US 12,387,816 B2
	Processes for genetic and clinical data evaluation and classification of complex human traits
Jingjing Li, Stanford, CA (US); Sai Zhang, Palo Alto, CA (US); Michael P. Snyder, Stanford, CA (US); Cuiping Pan, Palo Alto, CA (US); and Philip S. Tsao, Palo Alto, CA (US)
Assigned to The Board of Trustees of the Leland Stanford Junior University, Stanford, CA (US); and The United States Government as represented by the Department of Veterans Affairs, Washington, DC (US)
Appl. No. 16/961,120
Filed by The Board of Trustees of the Leland Stanford Junior University, Stanford, CA (US); and The United States Government as represented by the Department of Veterans Affairs, Washington, DC (US)
PCT Filed Jan. 9, 2019, PCT No. PCT/US2019/012848 § 371(c)(1), (2) Date Jul. 9, 2020, PCT Pub. No. WO2019/139950, PCT Pub. Date Jul. 18, 2019.
Claims priority of provisional application 62/727,260, filed on Sep. 5, 2018.
Claims priority of provisional application 62/615,304, filed on Jan. 9, 2018.
Prior Publication US 2021/0158894 A1, May 27, 2021
Int. Cl. G16B 20/20 (2019.01); G06F 17/18 (2006.01); G16B 40/20 (2019.01)

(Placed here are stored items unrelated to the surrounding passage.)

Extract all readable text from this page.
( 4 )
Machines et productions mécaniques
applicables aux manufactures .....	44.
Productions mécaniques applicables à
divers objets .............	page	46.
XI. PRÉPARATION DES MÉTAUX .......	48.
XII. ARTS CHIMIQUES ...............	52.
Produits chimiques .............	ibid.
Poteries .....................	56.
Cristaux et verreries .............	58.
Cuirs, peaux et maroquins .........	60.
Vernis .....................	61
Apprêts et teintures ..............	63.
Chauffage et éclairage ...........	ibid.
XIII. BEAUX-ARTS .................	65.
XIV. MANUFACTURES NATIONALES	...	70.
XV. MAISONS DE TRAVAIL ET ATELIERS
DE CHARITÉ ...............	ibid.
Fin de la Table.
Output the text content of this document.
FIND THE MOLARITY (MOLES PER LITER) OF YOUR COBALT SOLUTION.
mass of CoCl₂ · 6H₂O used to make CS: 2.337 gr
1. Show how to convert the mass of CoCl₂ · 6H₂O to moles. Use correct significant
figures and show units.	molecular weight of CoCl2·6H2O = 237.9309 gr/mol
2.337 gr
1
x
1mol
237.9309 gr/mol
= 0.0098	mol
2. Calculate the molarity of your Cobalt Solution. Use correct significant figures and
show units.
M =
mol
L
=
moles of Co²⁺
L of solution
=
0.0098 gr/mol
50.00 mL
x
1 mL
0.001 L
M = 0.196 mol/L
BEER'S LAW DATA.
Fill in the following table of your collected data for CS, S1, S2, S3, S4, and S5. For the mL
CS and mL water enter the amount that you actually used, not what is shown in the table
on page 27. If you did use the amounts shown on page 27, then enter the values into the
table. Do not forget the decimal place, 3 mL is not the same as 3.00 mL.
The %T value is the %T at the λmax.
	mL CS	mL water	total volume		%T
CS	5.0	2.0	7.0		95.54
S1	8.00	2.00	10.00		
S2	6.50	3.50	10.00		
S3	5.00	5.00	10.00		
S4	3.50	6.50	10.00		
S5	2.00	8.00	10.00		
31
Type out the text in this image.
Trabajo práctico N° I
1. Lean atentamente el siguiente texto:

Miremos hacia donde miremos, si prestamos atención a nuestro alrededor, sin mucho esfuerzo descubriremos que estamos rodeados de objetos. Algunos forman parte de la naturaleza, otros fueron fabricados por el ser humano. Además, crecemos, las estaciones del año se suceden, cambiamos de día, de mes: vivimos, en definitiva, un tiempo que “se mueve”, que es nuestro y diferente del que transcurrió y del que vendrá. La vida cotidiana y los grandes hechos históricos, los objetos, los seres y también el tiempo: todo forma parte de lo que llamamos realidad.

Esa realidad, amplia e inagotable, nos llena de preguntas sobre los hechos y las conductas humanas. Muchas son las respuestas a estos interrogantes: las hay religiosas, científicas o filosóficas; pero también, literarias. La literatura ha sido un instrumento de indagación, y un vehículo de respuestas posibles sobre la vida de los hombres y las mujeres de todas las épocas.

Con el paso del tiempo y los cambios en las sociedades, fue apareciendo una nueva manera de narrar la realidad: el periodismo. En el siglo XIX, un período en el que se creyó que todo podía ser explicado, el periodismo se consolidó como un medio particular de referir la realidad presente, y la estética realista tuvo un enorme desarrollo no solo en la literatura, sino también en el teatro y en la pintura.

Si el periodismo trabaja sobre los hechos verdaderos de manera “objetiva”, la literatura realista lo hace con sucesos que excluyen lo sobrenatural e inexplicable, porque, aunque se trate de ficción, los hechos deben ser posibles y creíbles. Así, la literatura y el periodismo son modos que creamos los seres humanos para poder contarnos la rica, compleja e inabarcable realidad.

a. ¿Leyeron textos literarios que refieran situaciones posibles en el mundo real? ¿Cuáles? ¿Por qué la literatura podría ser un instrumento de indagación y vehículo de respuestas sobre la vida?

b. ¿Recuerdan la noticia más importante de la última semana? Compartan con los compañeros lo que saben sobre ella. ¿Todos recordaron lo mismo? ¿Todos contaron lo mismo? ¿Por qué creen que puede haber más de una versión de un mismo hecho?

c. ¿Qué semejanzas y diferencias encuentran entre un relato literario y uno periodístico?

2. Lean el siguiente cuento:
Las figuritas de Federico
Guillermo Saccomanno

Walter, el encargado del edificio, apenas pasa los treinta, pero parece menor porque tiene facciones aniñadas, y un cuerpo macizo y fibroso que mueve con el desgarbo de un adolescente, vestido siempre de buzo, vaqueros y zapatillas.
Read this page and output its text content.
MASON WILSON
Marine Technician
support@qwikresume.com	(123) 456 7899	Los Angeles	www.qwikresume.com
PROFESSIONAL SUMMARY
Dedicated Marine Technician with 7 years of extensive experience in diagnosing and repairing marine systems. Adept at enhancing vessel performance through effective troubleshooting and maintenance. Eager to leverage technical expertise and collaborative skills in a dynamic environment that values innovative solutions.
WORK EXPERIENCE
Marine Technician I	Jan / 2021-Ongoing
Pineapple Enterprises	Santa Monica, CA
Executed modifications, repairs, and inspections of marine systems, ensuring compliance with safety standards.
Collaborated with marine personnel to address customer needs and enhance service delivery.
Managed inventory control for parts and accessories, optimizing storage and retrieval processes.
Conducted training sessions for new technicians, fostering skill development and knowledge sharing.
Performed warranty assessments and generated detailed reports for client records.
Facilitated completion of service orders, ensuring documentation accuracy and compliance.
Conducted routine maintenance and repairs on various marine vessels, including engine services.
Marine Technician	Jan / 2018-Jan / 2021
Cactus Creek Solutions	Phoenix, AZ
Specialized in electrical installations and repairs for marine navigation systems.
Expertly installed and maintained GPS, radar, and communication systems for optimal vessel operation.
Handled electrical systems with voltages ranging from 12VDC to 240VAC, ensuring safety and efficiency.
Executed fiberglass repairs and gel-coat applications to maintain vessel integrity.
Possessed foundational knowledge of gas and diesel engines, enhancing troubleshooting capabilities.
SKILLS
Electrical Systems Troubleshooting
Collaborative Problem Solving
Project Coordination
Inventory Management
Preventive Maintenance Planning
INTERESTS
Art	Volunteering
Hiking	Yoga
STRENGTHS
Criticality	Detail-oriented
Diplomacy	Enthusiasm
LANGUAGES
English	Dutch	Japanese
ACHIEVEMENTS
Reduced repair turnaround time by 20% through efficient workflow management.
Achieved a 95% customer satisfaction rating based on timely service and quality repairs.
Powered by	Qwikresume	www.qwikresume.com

CPC G16B 20/20 (2019.02) [G06F 17/18 (2013.01); G16B 40/20 (2019.02)]

19 Claims

1. A method of performing targeted sequencing of an individual's genetic material to determine if the individual has a propensity for a complex disorder, comprising:

obtaining a first variant profile and a second variant profile, wherein the first variant profile is derived from sequencing data of a first cohort of patients having a complex disorder and the second variant profile is derived from sequencing data from a second cohort of patients not having the complex disorder;

assigning each variant within the first variant profile and each variant within the second variant profile a predicted deleteriousness effect;

determining a burden of each variant within the first variant profile and each variant within the second variant profile based on the predicted deleteriousness effect and its frequency within its cohort;

for each variant profile, determining an aggregated variant burden for each gene of a human genome, wherein the aggregated variant burden is an aggregation of burdens of the variants in the gene;

training a classification model with the first variant profile and the second variant profile to distinguish individuals having a complex disorder from individuals not having the complex disorder utilizing an aggregated variant burden for each gene in a subset of genes of the set of genes as features, wherein each gene of the subset of genes has an elevated aggregated variant burden within individuals having the complex disorder, wherein the subset of genes is a minimum set of genes learned by the classification model to solve a logistic regression problem having an optimization objective that is an average cross-entropy of the subset of genes;

identifying the subset of genes, using the trained classification model, that are able to distinguish individuals having a complex disorder from individuals not having the complex disorder based upon the aggregated variant burden the subset of genes;

synthesizing a set of nucleic acid oligomers consisting of sequences that hybridize to sequences of the subset of genes;

obtaining genetic material of an individual;

performing capture hybridization or amplification targeting regions of the genetic material to prepare a sequencing library utilizing the set of nucleic acid oligomers, wherein the regions consist of loci of the identified subset of genes; and

performing targeted sequencing utilizing the sequencing library to yield a targeted sequencing result of genes identified to be burdened within the complex disorder.